Published: May 16, 2013
Leadership starts with you and must engage others – that’s what Doctor of Public Health (DrPH) Program Director Christine Moranetz, PhD, reminds SPH graduate students in the UNTHSC DrPH in Public Health Practice program. This spring, four graduate candidates from the program shared their perspectives on “Public Health Leadership: A Model for the Future” at a symposium on their student residency experiences over the last year.
The final component toward graduation, and a critical milestone, involves a minimum of 720 hours of residency experience.
According to DrPH degree candidate Joyce Hood MPH, RN, COHN-S, who has worked as Director of Occupational Health Services for Cook Children’s Health Care System for the last 12 years, the residency program is important in “putting it all together,” combining both classroom studies and the real-world experience to move students “out of the box” to look at public health leadership in new ways.
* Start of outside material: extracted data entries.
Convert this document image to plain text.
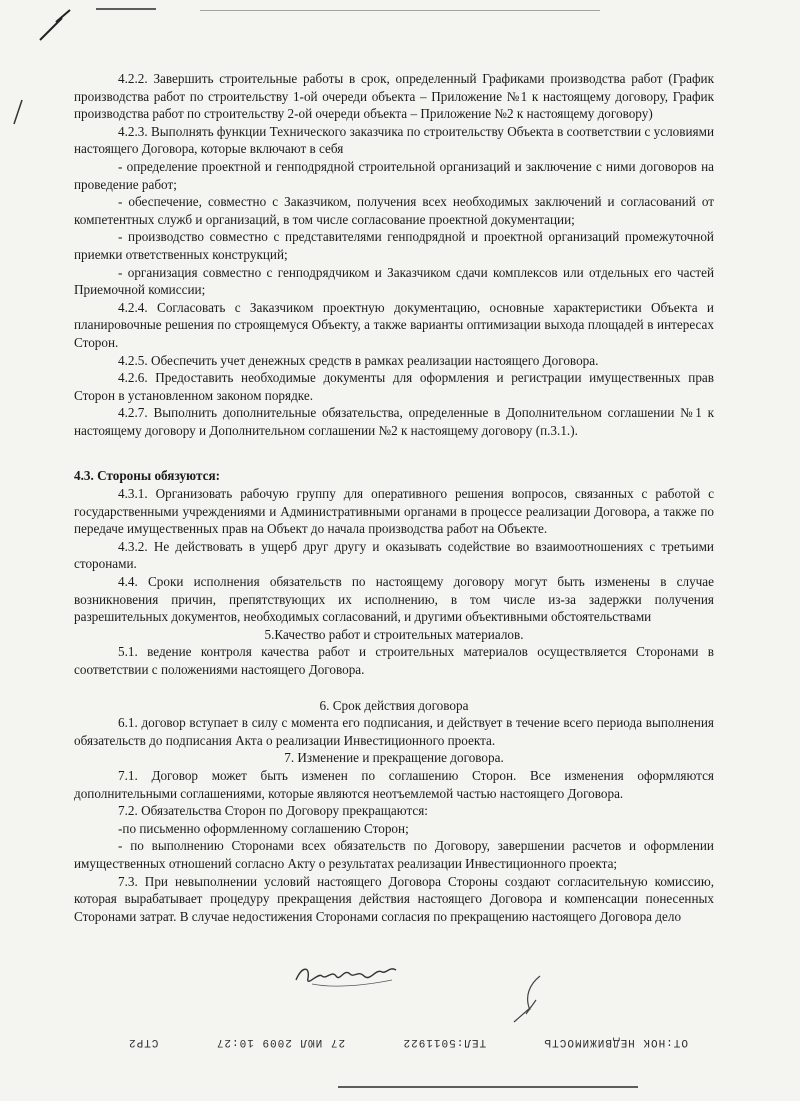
4.2.2. Завершить строительные работы в срок, определенный Графиками производства работ (График производства работ по строительству 1-ой очереди объекта – Приложение №1 к настоящему договору, График производства работ по строительству 2-ой очереди объекта – Приложение №2 к настоящему договору)

4.2.3. Выполнять функции Технического заказчика по строительству Объекта в соответствии с условиями настоящего Договора, которые включают в себя

- определение проектной и генподрядной строительной организаций и заключение с ними договоров на проведение работ;

- обеспечение, совместно с Заказчиком, получения всех необходимых заключений и согласований от компетентных служб и организаций, в том числе согласование проектной документации;

- производство совместно с представителями генподрядной и проектной организаций промежуточной приемки ответственных конструкций;

- организация совместно с генподрядчиком и Заказчиком сдачи комплексов или отдельных его частей Приемочной комиссии;

4.2.4. Согласовать с Заказчиком проектную документацию, основные характеристики Объекта и планировочные решения по строящемуся Объекту, а также варианты оптимизации выхода площадей в интересах Сторон.

4.2.5. Обеспечить учет денежных средств в рамках реализации настоящего Договора.

4.2.6. Предоставить необходимые документы для оформления и регистрации имущественных прав Сторон в установленном законом порядке.

4.2.7. Выполнить дополнительные обязательства, определенные в Дополнительном соглашении №1 к настоящему договору и Дополнительном соглашении №2 к настоящему договору (п.3.1.).

4.3. Стороны обязуются:

4.3.1. Организовать рабочую группу для оперативного решения вопросов, связанных с работой с государственными учреждениями и Административными органами в процессе реализации Договора, а также по передаче имущественных прав на Объект до начала производства работ на Объекте.

4.3.2. Не действовать в ущерб друг другу и оказывать содействие во взаимоотношениях с третьими сторонами.

4.4. Сроки исполнения обязательств по настоящему договору могут быть изменены в случае возникновения причин, препятствующих их исполнению, в том числе из-за задержки получения разрешительных документов, необходимых согласований, и другими объективными обстоятельствами

5.Качество работ и строительных материалов.

5.1. ведение контроля качества работ и строительных материалов осуществляется Сторонами в соответствии с положениями настоящего Договора.

6. Срок действия договора

6.1. договор вступает в силу с момента его подписания, и действует в течение всего периода выполнения обязательств до подписания Акта о реализации Инвестиционного проекта.

7. Изменение и прекращение договора.

7.1. Договор может быть изменен по соглашению Сторон. Все изменения оформляются дополнительными соглашениями, которые являются неотъемлемой частью настоящего Договора.

7.2. Обязательства Сторон по Договору прекращаются:

-по письменно оформленному соглашению Сторон;

- по выполнению Сторонами всех обязательств по Договору, завершении расчетов и оформлении имущественных отношений согласно Акту о результатах реализации Инвестиционного проекта;

7.3. При невыполнении условий настоящего Договора Стороны создают согласительную комиссию, которая вырабатывает процедуру прекращения действия настоящего Договора и компенсации понесенных Сторонами затрат. В случае недостижения Сторонами согласия по прекращению настоящего Договора дело

ОТ:НОК НЕДВИЖИМОСТЬ
ТЕЛ:5011922
27 ИЮЛ 2009 10:27
СТР2
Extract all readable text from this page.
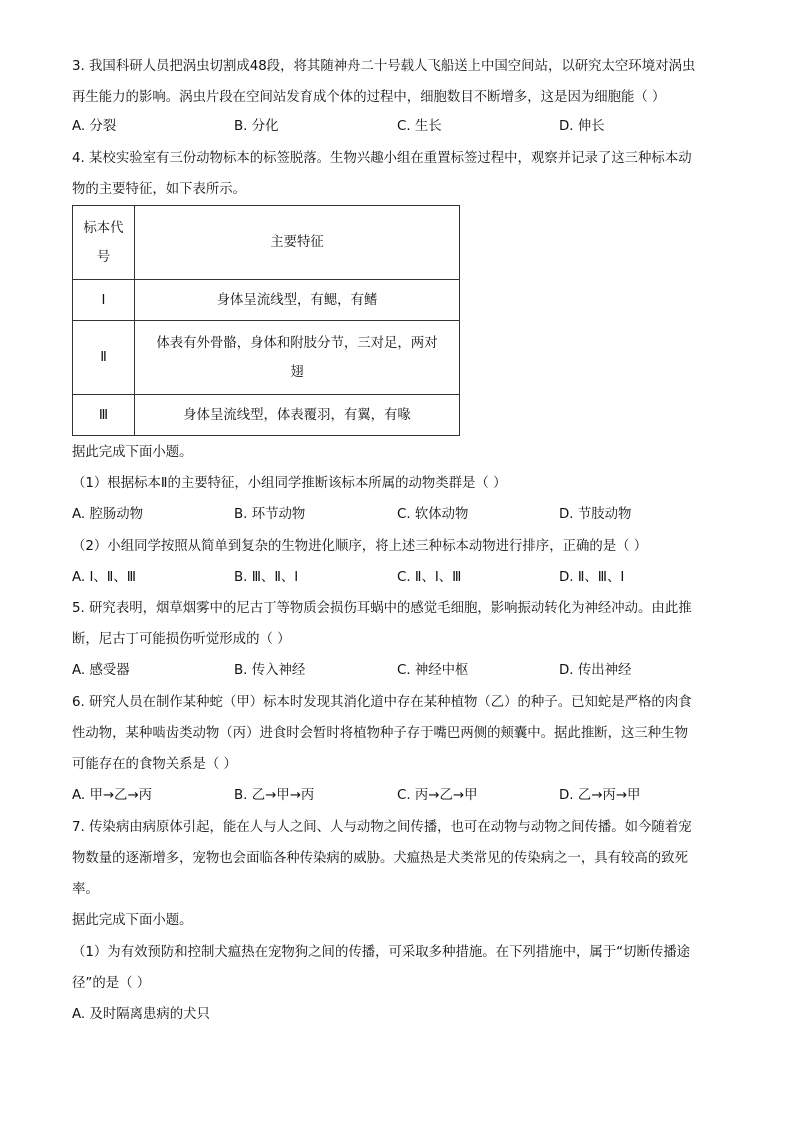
3. 我国科研人员把涡虫切割成48段，将其随神舟二十号载人飞船送上中国空间站，以研究太空环境对涡虫
再生能力的影响。涡虫片段在空间站发育成个体的过程中，细胞数目不断增多，这是因为细胞能（ ）
A. 分裂	B. 分化	C. 生长	D. 伸长
4. 某校实验室有三份动物标本的标签脱落。生物兴趣小组在重置标签过程中，观察并记录了这三种标本动
物的主要特征，如下表所示。
标本代
号	主要特征
Ⅰ	身体呈流线型，有鳃，有鳍
Ⅱ	体表有外骨骼，身体和附肢分节，三对足，两对
翅

Ⅲ	身体呈流线型，体表覆羽，有翼，有喙
据此完成下面小题。
（1）根据标本Ⅱ的主要特征，小组同学推断该标本所属的动物类群是（ ）
A. 腔肠动物	B. 环节动物	C. 软体动物	D. 节肢动物
（2）小组同学按照从简单到复杂的生物进化顺序，将上述三种标本动物进行排序，正确的是（ ）
A. Ⅰ、Ⅱ、Ⅲ	B. Ⅲ、Ⅱ、Ⅰ	C. Ⅱ、Ⅰ、Ⅲ	D. Ⅱ、Ⅲ、Ⅰ
5. 研究表明，烟草烟雾中的尼古丁等物质会损伤耳蜗中的感觉毛细胞，影响振动转化为神经冲动。由此推
断，尼古丁可能损伤听觉形成的（ ）
A. 感受器	B. 传入神经	C. 神经中枢	D. 传出神经
6. 研究人员在制作某种蛇（甲）标本时发现其消化道中存在某种植物（乙）的种子。已知蛇是严格的肉食
性动物，某种啮齿类动物（丙）进食时会暂时将植物种子存于嘴巴两侧的颊囊中。据此推断，这三种生物
可能存在的食物关系是（ ）
A. 甲→乙→丙	B. 乙→甲→丙	C. 丙→乙→甲	D. 乙→丙→甲
7. 传染病由病原体引起，能在人与人之间、人与动物之间传播，也可在动物与动物之间传播。如今随着宠
物数量的逐渐增多，宠物也会面临各种传染病的威胁。犬瘟热是犬类常见的传染病之一，具有较高的致死
率。
据此完成下面小题。
（1）为有效预防和控制犬瘟热在宠物狗之间的传播，可采取多种措施。在下列措施中，属于“切断传播途
径”的是（ ）
A. 及时隔离患病的犬只
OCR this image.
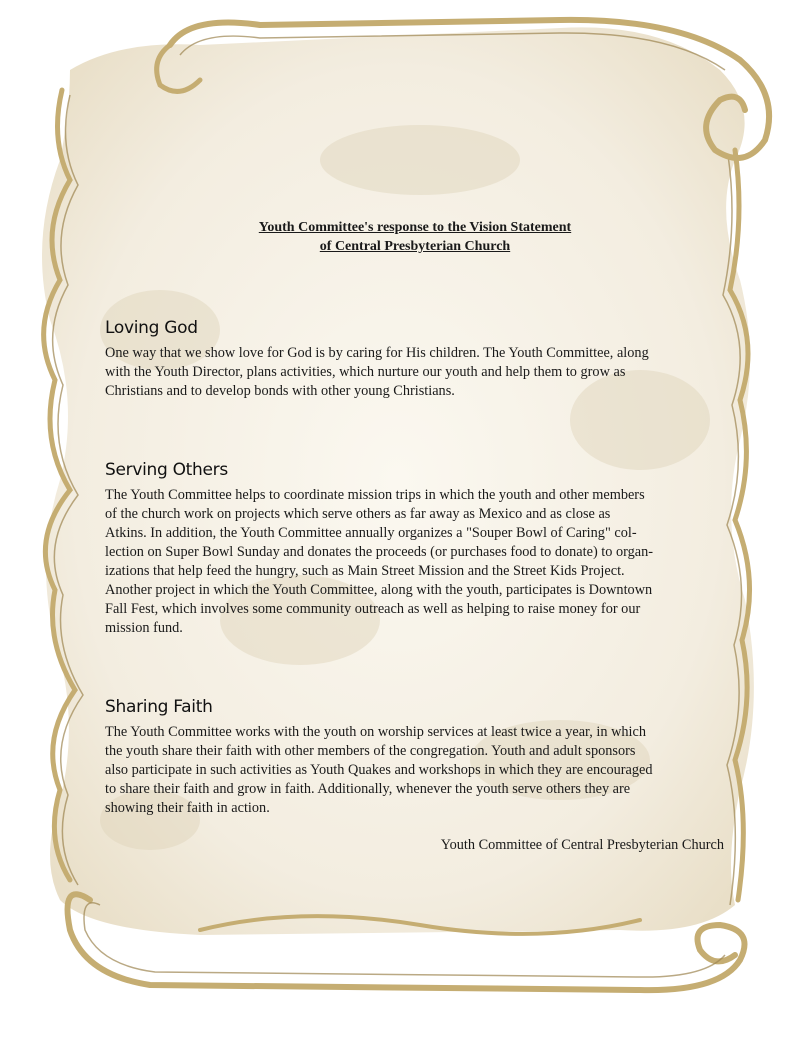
Youth Committee's response to the Vision Statement
of Central Presbyterian Church
Loving God
One way that we show love for God is by caring for His children. The Youth Committee, along
with the Youth Director, plans activities, which nurture our youth and help them to grow as
Christians and to develop bonds with other young Christians.
Serving Others
The Youth Committee helps to coordinate mission trips in which the youth and other members
of the church work on projects which serve others as far away as Mexico and as close as
Atkins. In addition, the Youth Committee annually organizes a "Souper Bowl of Caring" col-
lection on Super Bowl Sunday and donates the proceeds (or purchases food to donate) to organ-
izations that help feed the hungry, such as Main Street Mission and the Street Kids Project.
Another project in which the Youth Committee, along with the youth, participates is Downtown
Fall Fest, which involves some community outreach as well as helping to raise money for our
mission fund.
Sharing Faith
The Youth Committee works with the youth on worship services at least twice a year, in which
the youth share their faith with other members of the congregation. Youth and adult sponsors
also participate in such activities as Youth Quakes and workshops in which they are encouraged
to share their faith and grow in faith. Additionally, whenever the youth serve others they are
showing their faith in action.
Youth Committee of Central Presbyterian Church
For Hood, that step out of what she calls her “usual comfort zone” involved leading a project for Cook’s Community Health Outreach and Center for Children’s Health in an area she had never worked before, to address child abuse in Wise County. Working with a local coalition, Hood developed a framework, evaluation measures, communication plans and tactical initiatives that have already begun, including baseline surveys, parenting classes (called “Parent Cafes”) in churches and schools, and special training programs for parents of newborns.
Additionally, the survey tool that Hood developed to gather baseline information about protective, predictive and risk factors for child abuse has been selected to be used as a model for other coalitions in North Texas. Having “never worked with a community coalition before,” Hood says she learned the importance of developing relationships and building trust in a leadership role, as well as the understanding that every group is different, with its own culture that should be respected.
For Tyson Bain, MS, who has worked as a Health Services Researcher for Baylor Health Care System for over three years, the challenge was to evaluate and provide direction on Baylor’s corporate wellness initiatives.
“The takeaway for me,” Bain says, “was an understanding of the far-reaching operational and business aspects involved in developing a wellness program for almost 20,000 employees, as well as the collaborations needed to bring in other parties, such as the vendors who provide services and screenings.”
Lillian Agbeyegbe, MPH, CHES, who completed her residency at the Rose Brooks Center in Kansas City, Missouri, worked on domestic violence issues, her area of career interest.
“Much has been done to identify victims of abuse and remove them from the situation when they seek healthcare services,” Agbeyegbe notes, “but this project was aimed at women who have already removed themselves from exposure to abuse but are not yet engaged in routinely accessing healthcare services.” Agbeyegbe initially surveyed the needs of this population, the challenges they face in accessing care, and then developed a framework for structuring onsite healthcare services within a domestic violence organization, along with an internal/external communications plan.
One of the most important aspects of her experience, she says, is that she learned how important it is to take care of the staff as well as the client. “Staff are exposed to challenging and sometimes traumatic, even life-threatening experiences,” she says, “making it even more critical that they take time for themselves and address their own needs as well.”
After graduation, Agbeyegbe, who is originally from Nigeria, hopes to work for an organization that operates internationally to address women’s health and domestic violence.
Jordan Eaton’s residency focused on operations and implementation of INTERACT, a quality improvement process to reduce unnecessary hospitalizations for the senior population at Broadway Plaza Cityview, one of the Brookdale Senior Living, Inc.’s 646 senior housing communities.
INTERACT is part of a $7.3 million grant between UNTHSC, Brookdale, Loopback Analytics and Florida Atlantic University.
Working under the Broadway Plaza Cityview executive director, Eaton created a step-by-step, strategic manual for all executive directors and healthcare administrators in Brookdale skilled nursing and assisted living communities, to help them become valued hospital partners in their respective markets. The manual offers guidance on developing partnerships with hospitals, implementing quality improvement programs for early recognition of changes in residents’ health status, signs to watch for, how to engage the physician, and internal/external challenges that could be faced to efficiently determine if a patient needs to return to the hospital or if other treatment options should be pursued.
In addition to developing relationships with top-level CEOs and executive leaders, Eaton says she learned the importance of assessing situations at the management level and influencing leaders and staff to build support for common goals. She says she learned that “you have to take risks and be strategic, do things you’ve never done before” because of today’s rapidly-changing healthcare landscape.
Eaton, who graduates this May alongside her husband Brent, a TCOM student, plans to move to Ohio, where Brent will complete an anesthesiology residency at Cleveland Clinic and she will work as a health coach.
The DrPH in Public Health Practice focuses on building student competencies in advocacy, communication, community and cultural orientation, critical analysis, leadership, management, professionalism and ethics.